In a statement issued on Thursday she said, “Right after Governor Arnold I. Palacios was inaugurated, my first words to him were that his success is the CNMI’s success, and I was going to … in any way I can … help him succeed.”
According to the former Commonwealth Ports Authority board chair, one of their first official discussions with the Palacios-Apatang administration in late January 2023 was the new airport rates.
CPA has a federal mandate to be self-sustainable, and the new rate methodology ensures that CPA can pay for its personnel and operations, she said.
“CPA also knew that absent a subsidy, these new rates will make it cost prohibitive to fly to the CNMI and that is why on April 17, 2023, CPA sent a letter to U.S. Department of Transportation Secretary Pete Buttigieg requesting for additional supplemental operational funds in the amount of 30 million dollars and explained to him the cascading impact these new rates will have on CPA and the CNMI’s economy if we did not get any assistance in the absence of more tourists,” King-Hinds added.
“I wrote a letter to Governor Palacios and spoke to him numerous times begging for him to support CPA’s request and even drafted a letter on his behalf, but he never signed off on it and never supported the request,” King-Hinds said.
“The fact is, we need more tourists … and our Governor [Palacios] is not willing to lift a finger to pursue all markets. He was asked to apply for the Annex VI exemption, and he refused. Because CPA needs more tourists … to bring down the rates, it pursued the exemption on its own,” she said.
The Saipan Chamber of Commerce and the Hotel Association of the NMI have also been urging the governor and the current CPA officials to apply for the reinstatement of the Annex VI provision of the U.S.-China Air Transport Agreement of July 9, 2007, which exempts the CNMI from the flight frequency limitations between the U.S. and China.
U.S. Congressman Gregorio Kilili Camacho Sablan and Senate President Edith Deleon Guerrero have made similar requests to the U.S. Department of Transportation.
Without Annex VI, chamber members said the implementation of the CNMI Economic Vitality & Security Travel Authorization Program or EVS-TAP in October 2024 will be useless.
EVS-TAP will allow pre-screened Chinese nationals to travel to the CNMI visa-free for up to 14 days. Chinese visitors must fill out an electronic version of Form I-736 under EVS-TAP and submit it online to Customs and Border Protection at least five days in advance of their arrival to the CNMI.
King-Hinds said Palacios can continue to blame her personally as former CPA chair for raising the airport rates, “and his surrogates can continue to personally attack me, but at the end of the day I’ve done everything within my power and authority to answer the call for help from our business community.”

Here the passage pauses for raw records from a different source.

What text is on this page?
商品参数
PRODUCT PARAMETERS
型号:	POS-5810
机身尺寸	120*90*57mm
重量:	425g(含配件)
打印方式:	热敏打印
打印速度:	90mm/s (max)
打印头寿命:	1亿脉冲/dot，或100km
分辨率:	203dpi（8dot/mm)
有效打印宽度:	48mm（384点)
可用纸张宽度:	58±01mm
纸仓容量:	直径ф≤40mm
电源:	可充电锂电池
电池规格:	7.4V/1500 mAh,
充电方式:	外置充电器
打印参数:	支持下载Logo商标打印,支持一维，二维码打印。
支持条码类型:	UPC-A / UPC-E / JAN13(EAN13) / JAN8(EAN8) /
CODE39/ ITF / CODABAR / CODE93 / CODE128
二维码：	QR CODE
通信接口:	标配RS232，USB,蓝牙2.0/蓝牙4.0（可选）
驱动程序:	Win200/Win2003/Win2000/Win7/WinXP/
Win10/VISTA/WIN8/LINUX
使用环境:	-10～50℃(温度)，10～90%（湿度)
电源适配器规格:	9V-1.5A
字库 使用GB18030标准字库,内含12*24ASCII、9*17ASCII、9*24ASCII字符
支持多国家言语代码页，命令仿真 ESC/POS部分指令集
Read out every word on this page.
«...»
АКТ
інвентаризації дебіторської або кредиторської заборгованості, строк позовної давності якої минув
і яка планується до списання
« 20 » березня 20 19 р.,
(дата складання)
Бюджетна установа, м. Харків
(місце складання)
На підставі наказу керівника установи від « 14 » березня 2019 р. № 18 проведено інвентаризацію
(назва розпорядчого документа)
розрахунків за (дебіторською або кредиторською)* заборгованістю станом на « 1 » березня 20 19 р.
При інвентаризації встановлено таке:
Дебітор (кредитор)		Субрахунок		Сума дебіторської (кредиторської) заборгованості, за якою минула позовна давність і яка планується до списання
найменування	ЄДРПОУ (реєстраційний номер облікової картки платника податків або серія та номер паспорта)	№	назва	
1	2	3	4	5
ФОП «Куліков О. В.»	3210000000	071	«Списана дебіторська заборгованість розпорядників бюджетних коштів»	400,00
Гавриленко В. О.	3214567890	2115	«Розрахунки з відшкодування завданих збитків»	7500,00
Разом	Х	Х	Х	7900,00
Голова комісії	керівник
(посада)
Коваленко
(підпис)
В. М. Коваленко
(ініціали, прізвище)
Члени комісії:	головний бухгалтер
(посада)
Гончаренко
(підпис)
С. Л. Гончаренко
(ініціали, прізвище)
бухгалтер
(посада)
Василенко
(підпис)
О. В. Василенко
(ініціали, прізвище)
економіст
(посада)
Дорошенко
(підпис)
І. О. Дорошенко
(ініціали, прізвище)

“The decisions that CPA has made under my tenure as CPA chair, have been data- and business-driven with input from subject-matter experts in the industry in compliance with federal requirements,” King-Hinds added.
“Governor Palacios can’t say that he doesn’t know or that it wasn’t foreseeable that all of this was going to happen because I’ve met and spoken to him several times personally. I have been on the news and have written letters to the federal government about this issue. I went as far as attempted to coordinate a door-knocking trip to Washington, D.C. with him, the Governor of Guam, Guam [International] Airport Authority, Department of Defense and the Saipan Chamber of Commerce while I was the CPA chair, but he refused.
“At this point, the path to total economic collapse is his choice,” King-Hinds said.